SketsaNusantara.id - Mulai 1 Februari 2025 besok, Pertamina tak lagi menjual gas LPG 3 kg ke pengecer.
Gas LPG 3 kg akan dikirim langsung kepada agen dan kepada pangkalan yang memiliki hak menjualnya sehingga masyarakat tak lagi bisa membeli ke pengecer.
Perubahan kebijakan penjualan LPG 3 kg ini akan menyebabkan sejumlah perubahan yakni tidak ada lagi penjualan eceran.

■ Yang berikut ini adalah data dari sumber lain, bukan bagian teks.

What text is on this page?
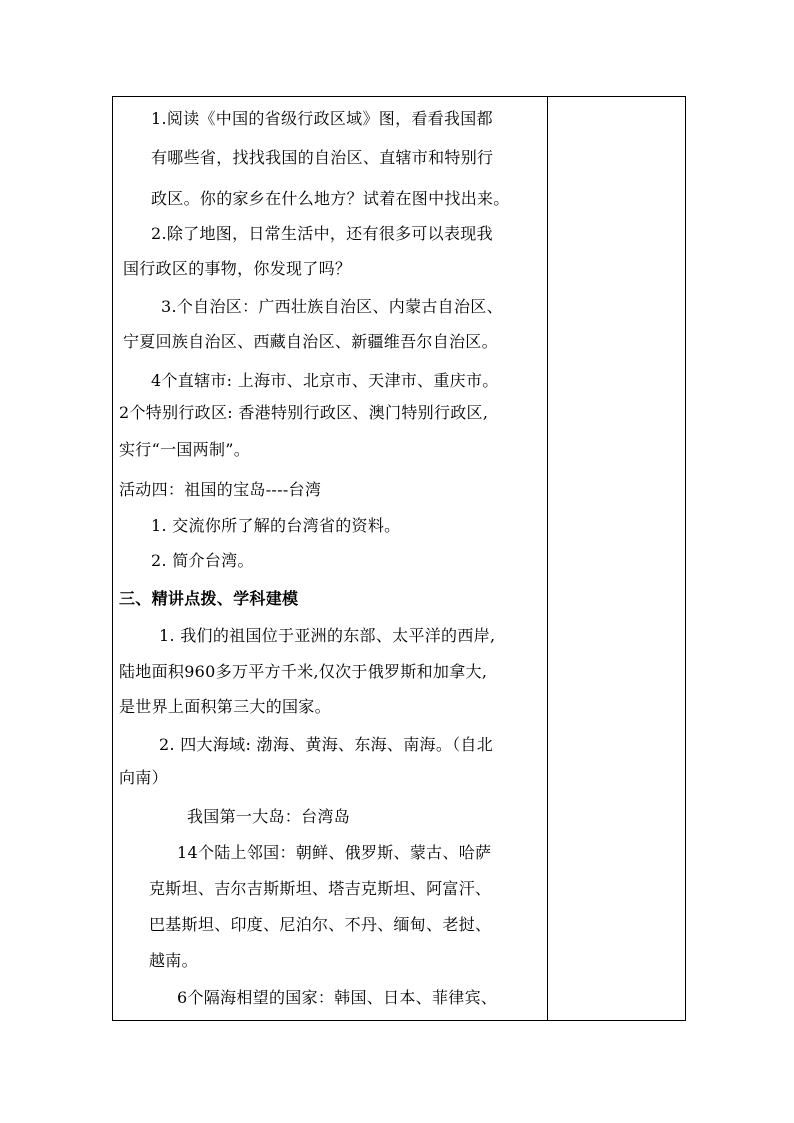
1.阅读《中国的省级行政区域》图，看看我国都

有哪些省，找找我国的自治区、直辖市和特别行

政区。你的家乡在什么地方？试着在图中找出来。

2.除了地图，日常生活中，还有很多可以表现我

国行政区的事物，你发现了吗？

3.个自治区：广西壮族自治区、内蒙古自治区、

宁夏回族自治区、西藏自治区、新疆维吾尔自治区。

4个直辖市: 上海市、北京市、天津市、重庆市。

2个特别行政区: 香港特别行政区、澳门特别行政区,

实行“一国两制”。

活动四：祖国的宝岛----台湾

1. 交流你所了解的台湾省的资料。

2. 简介台湾。

三、精讲点拨、学科建模

1. 我们的祖国位于亚洲的东部、太平洋的西岸,

陆地面积960多万平方千米,仅次于俄罗斯和加拿大,

是世界上面积第三大的国家。

2. 四大海域: 渤海、黄海、东海、南海。（自北

向南）

我国第一大岛：台湾岛

14个陆上邻国：朝鲜、俄罗斯、蒙古、哈萨

克斯坦、吉尔吉斯斯坦、塔吉克斯坦、阿富汗、

巴基斯坦、印度、尼泊尔、不丹、缅甸、老挝、

越南。

6个隔海相望的国家：韩国、日本、菲律宾、
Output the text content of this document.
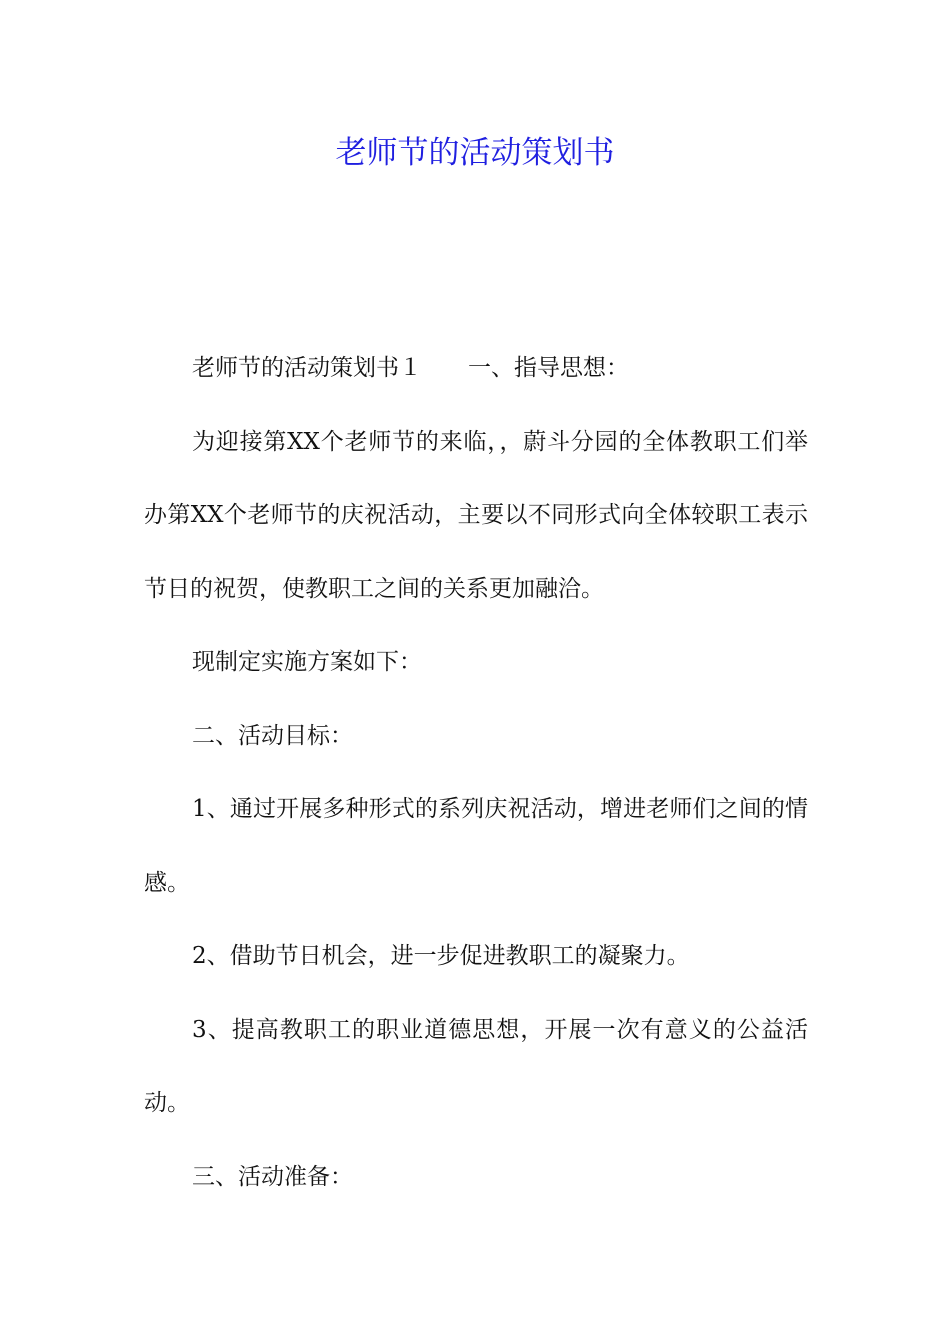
老师节的活动策划书

老师节的活动策划书１ 一、指导思想：

为迎接第XX个老师节的来临，，蔚斗分园的全体教职工们举办第XX个老师节的庆祝活动，主要以不同形式向全体较职工表示节日的祝贺，使教职工之间的关系更加融洽。

现制定实施方案如下：

二、活动目标：

1、通过开展多种形式的系列庆祝活动，增进老师们之间的情感。

2、借助节日机会，进一步促进教职工的凝聚力。

3、提高教职工的职业道德思想，开展一次有意义的公益活动。

三、活动准备：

Untuk itu bagi masyarakat atau pembeli bisa langsung ke pangkalan resmi Pertamina dimana masyarakat bisa membeli LPG 3 kg secara langsung.
Pertamina Patra Niaga menegaskan bahwa mulai Februari 2025 pihaknya tak lagi menjual eceran LPG 3 kg ke pengecer, hal ini berdasarkan Keputusan Menteri Energi dan Sumber Daya Mineral Nomor 37.K/MG.01/MEM.M/2023.
Dilansir SketsaNusantara.id dari laman jdih.esdm.go.id peraturan di atas memuat tentang Petunjuk Teknis Pendistribusian Isi Ulang Liquefied Petroleum Gas Tertentu yang tepat Tepat Sasaran.
Untuk itu gas akan dikirimkan langsung kepada agen maupun pangkalan yang berhak untuk menjualnya.
Kementrian ESDM menegaskan bahwa tujuan kebijakan ini agar penyaluran LPG subsidi lebih tepat sasaran dan terdata dengan baik serta untuk mencegah penjualan di atas harga eceran tertinggi (HET).
Elpiji 3 kg ditegaskan hanya untuk rumah tangga prasejahtera dan usaha mikro, sehingga untuk memastikan distribusi yang tepat sasaran maka konsumen elpiji 3 kg harus terdaftar dalam sistem berbasis data.
Untuk itu nantinya dalam pembelian gas elpiji 3 kg ini maka konsumen harus membawa KTP.
Sedangkan bagi pengecer boleh diberi kesempatan menjadi pangkalan dengan melampirkan NIB atau surat keterangan usaha.